In a Thursday update on Houston’s winter storm response, Mayor Sylvester Turner celebrated that most city residents finally have electricity again, but warned that locals may still have to boil their water for safe consumption through this weekend or into next week. He also warned about the one last hard freeze set for Thursday night and cautioned folks to take precautions to prevent busted pipes that could damage homes and further set-back the city water pressure issues.
Most of the city of Houston has been under a boil water notice since Wednesday morning, when the city water system’s pressure fell below the state’s 20 psi threshold for safe drinking water. Thanks to ongoing repairs and getting a bunch of new generators up and running to warm-up chilly pipes overnight, Turner said the pressure situation is slowly but steadily improving.
But even though we’re above that 20 psi threshold, Turner said we still have a ways to go before local water is safe to drink without cooking first.
“In terms of the pressure, it needs to be right around 35 [psi], really, and we don’t anticipate that taking place until tomorrow,” Turner explained. “Then we have to take samples and send those samples to the Texas Commision on Environmental Quality… and then we have to wait about 24 hours.”
With all that in mind, Turner said he expects Houstonians will still need to boil their water before drinking or cooking with it until the end of this weekend at the earliest.
“We’ll still be in this boil water status probably until about Sunday or Monday,” he said. Turner had said on Wednesday that he hoped the boil notice could be lifted as soon as Friday.

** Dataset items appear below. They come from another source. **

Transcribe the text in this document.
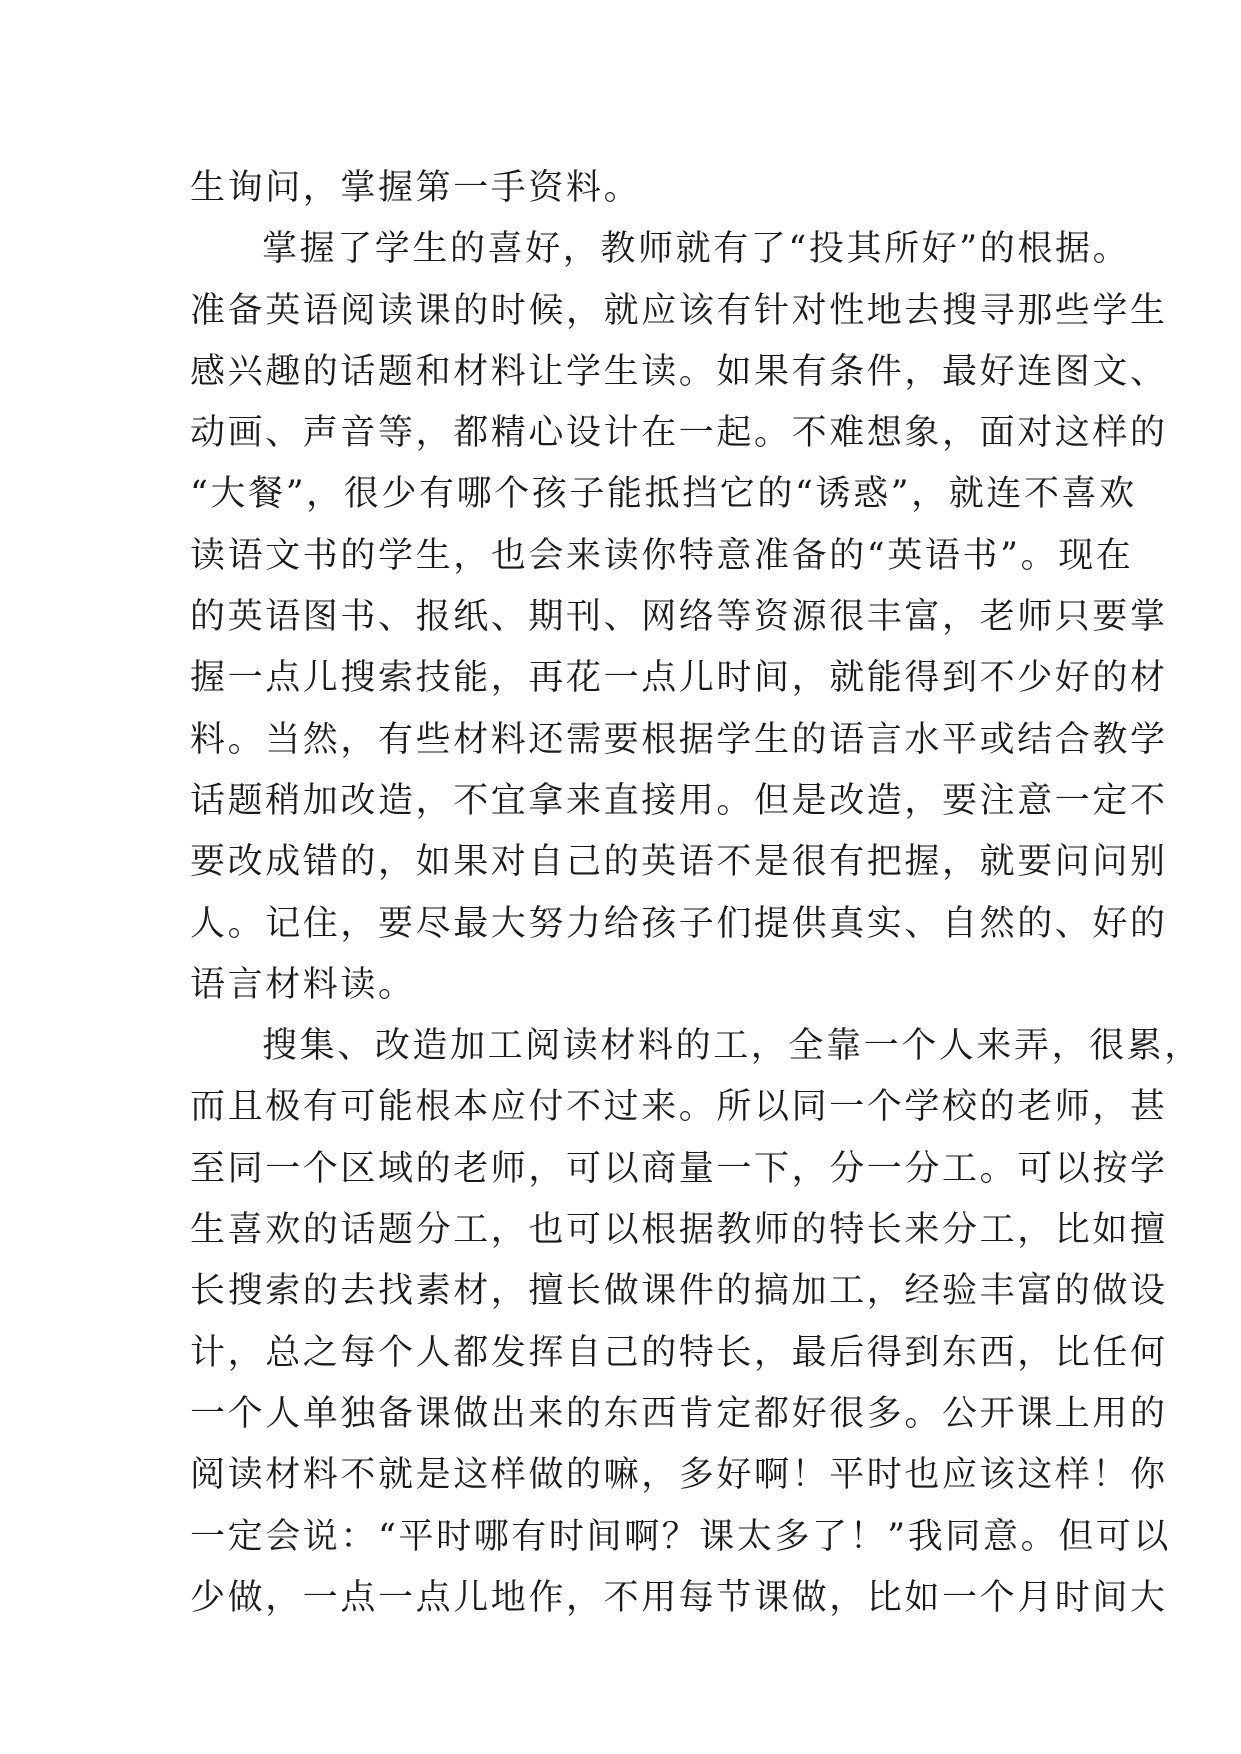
生询问，掌握第一手资料。
掌握了学生的喜好，教师就有了“投其所好”的根据。
准备英语阅读课的时候，就应该有针对性地去搜寻那些学生
感兴趣的话题和材料让学生读。如果有条件，最好连图文、
动画、声音等，都精心设计在一起。不难想象，面对这样的
“大餐”，很少有哪个孩子能抵挡它的“诱惑”，就连不喜欢
读语文书的学生，也会来读你特意准备的“英语书”。现在
的英语图书、报纸、期刊、网络等资源很丰富，老师只要掌
握一点儿搜索技能，再花一点儿时间，就能得到不少好的材
料。当然，有些材料还需要根据学生的语言水平或结合教学
话题稍加改造，不宜拿来直接用。但是改造，要注意一定不
要改成错的，如果对自己的英语不是很有把握，就要问问别
人。记住，要尽最大努力给孩子们提供真实、自然的、好的
语言材料读。
搜集、改造加工阅读材料的工，全靠一个人来弄，很累，
而且极有可能根本应付不过来。所以同一个学校的老师，甚
至同一个区域的老师，可以商量一下，分一分工。可以按学
生喜欢的话题分工，也可以根据教师的特长来分工，比如擅
长搜索的去找素材，擅长做课件的搞加工，经验丰富的做设
计，总之每个人都发挥自己的特长，最后得到东西，比任何
一个人单独备课做出来的东西肯定都好很多。公开课上用的
阅读材料不就是这样做的嘛，多好啊！平时也应该这样！你
一定会说：“平时哪有时间啊？课太多了！”我同意。但可以
少做，一点一点儿地作，不用每节课做，比如一个月时间大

The good news is that even with the boil water issues, Turner said that the increases in local water pressure have already improved the water situations at local hospitals, and that the pressure uptick has made city fire hydrants able to pump out much more water for Houston firefighters.
It’s especially good news given that the Houston Fire Department has already responded to more than 60 structure fires in the last three days, and because hospitals are dealing with an influx of patients from carbon monoxide poisoning cases due to folks using dangerous heat sources like outdoor grills and cars parked in closed garages to heat their homes.
Turner said he’s instructed City Council to identify sites for free bottled water distribution for residents who still don’t have running water (or the electricity to boil it even if water is working) in each of the city’s 11 council districts. “It’s my hope that we can have that up and going by today by 2 o’clock, but certainly by today,” Turner said.
Ahead of tonight’s hard freeze, Public Works director Carol Haddock asked Houstonians lucky enough to not have had pipes burst this week to try their best to turn off their water before the ultra-cold weather rolls in this evening. She said people can call 311 to get instructions or on-site assistance shutting of their home water mains, and told apartment residents to consult with their landlords or building managers about their water situation.
"We could encourage each of you to very strongly consider turning off the water to your house and draining the pipes for the night... they can't burst if there's no water in them to freeze," said Haddock.
Turner also announced that he’s already recruited CenterPoint President David Lesar to chair a new winter storm relief fund the city is working on, which will resemble the city’s Hurricane Harvey relief process. The mayor said he’s in the process of soliciting donations for this fund from local philanthropists and businesses. This pool of money will go toward home repairs and critical assistance for those affected by this horrible winter storm, and he especially hopes low-income and elderly Houstonians will take advantage of the funds once available.
Additionally, Turner said he’s working on a joint request with San Antonio and other Texas cities to ask the Federal Emergency Management Agency to provide extra relief for Texans in need, and thanked U.S. Rep. Sheila Jackson Lee for her help in getting that process moving. He also announced that the city disability office has partnered with CrowdSource Rescue to set up a program to provide transportation and supply delivery to seniors without transportation.
CenterPoint VP Kenny Mercado said he’s been in touch with ERCOT (the Electric Reliability Council of Texas) and was told by the power grid operator that Texas has more power generators online right now than any time since Sunday. As of Thursday morning, 98 percent of CenterPoint customers had their power restored.
“The grid looks great, and we’ve been working so hard to keep it stable… However, tonight’s a freezing night, and all of our activities have occurred at nighttime while people are sleeping,” Mercado said. He explained there’s still a chance that all of these new power sources and recently-restored electricity customers turning on their heaters tonight could add enough strain to the grid to cause more power outages, although they should last way less long than the days-long outages we’ve seen this week so far.
Turner couldn’t help but chuckle when asked about Sen. Ted Cruz’s decision to high-tail it to Cancun yesterday, a trip which a source close to Cruz confirmed to the Associated Press. Cruz claimed in a statement Thursday that he was only heading down to Mexico to accompany his out-of-school daughters (ages 10 and 12) on a trip with friends and planned to head back immediately, though the jury is still out on that one.
“Well it’s certainly much warmer where he’s going, let me just put it like that,” Turner quipped.
Without directly criticizing Cruz, Turner said he believes being a leader in times like this means sticking it out until your constituents are out of harm’s way.
“My task as the mayor of this city is to stay on this ship until everybody’s needs are met,” Turner said.